Don’t Go Into The Bookshelves Alone.

Pegged Jean Nightmares 7

Whenever I pick up a scary book nowadays, the cover is a tasteful affair. Lately, you could lay your horror fiction next to your mainstream beach books and have trouble telling the difference. Try it sometime at a bookstore and you’ll see. You could sneak horrifyingly graphic books onto a display of Oprah books and probably get away with it.

The paperbacks of the 80s did not believe in this philosophy of blending in. Every paperback horror cover in the 80s wanted to murder you senseless, and did everything it could to scream its intentions to you. Those books were shameless, shameless things.

The best part is people would bring books with nasty covers anywhere in the 80s. Put one in your purse, leave it in the backseat of your car, or set it on the dinner table when your food comes. If you were an impressionable kid, you were never more than a glance away from seeing something that would bug your eyes out and make you hide behind a grown-up.

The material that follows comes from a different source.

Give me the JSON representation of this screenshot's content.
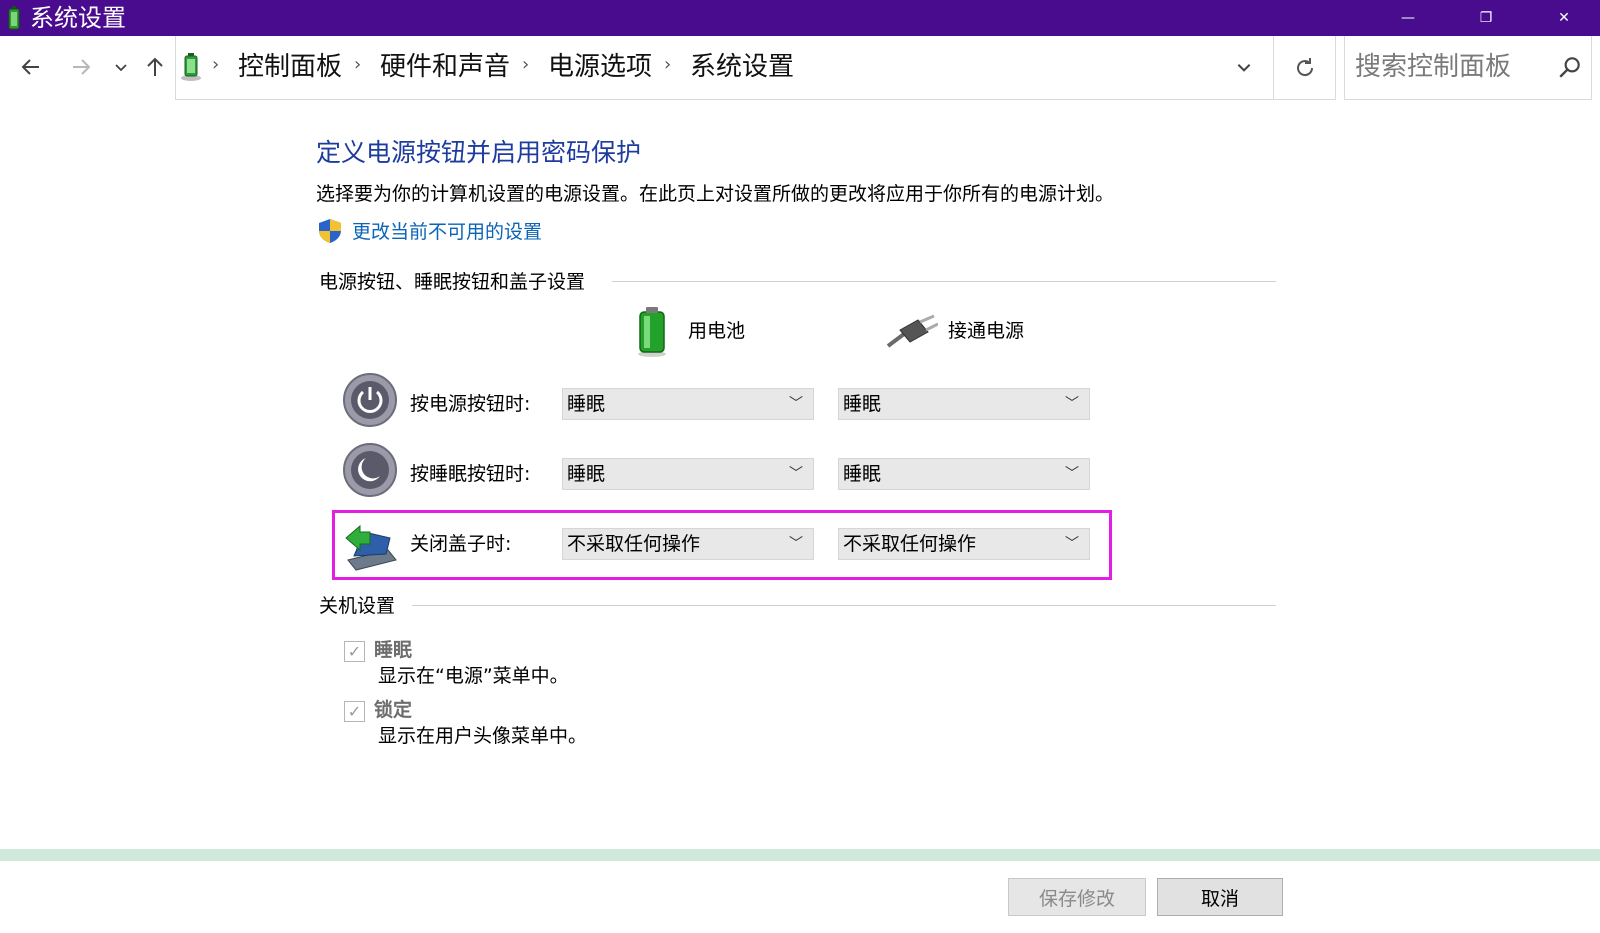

I still get tiny goosebumps for the covers of books THAT I DIDN’T EVEN READ. One book of short stories had a Gothic horse-drawn hearse with snakes dangling off of it. My parents loaned that one to my older cousin to get it away from me before the nightmares came, and she still hasn’t returned it. One cover showed a blue-tinted house and a nervous man standing in front of it. It was judged too adult for me to read, but the cover did the trick.

Hell, the covers of Clive Barker’s first books made me convinced me Barker probably murdered people daily. But don’t take my word for it. Check out Will Erickson’s blog Too Much Horror Fiction.

Will’s been kind enough to help me pick some favorites to share and comment on.

 

Will remembers seeing Tricycle at an early age and feeling the fear. The cover reminds me you can never see the faces of Minnesotan kids in the winter. For all I know, there are a lot of these skeleton brats biking about. Be advised.
Not a huge fan of slugs, leeches, and other slimy things in general. It seems reasonable they want to strip the flesh from my bones, leaving my face to screech helplessly into the night air. One INSIDE my skull, too? Why not? I can always use another reason to cringe when I visit a lake or pond.
The main difference between this kid and a kid looking at this cover is one of them still has 100% of his face. Implication: Read this book and your face will melt. Then, some adult leaves you alone with this book and you start to get ideas . . .
This is a lot of confusing, naked flesh. And it’s headed straight for me. Awesome.

Severed old lady face disapproves, but death-headed carriage driver is a little harder to read. This book screams “Grown-Up Scares,” the kind they wait to discuss until after you’re in bed. You open the book, take a ride in the hearse, and you get an idea of what the adults are talking about. Except that big skull seems to hint there might be a price.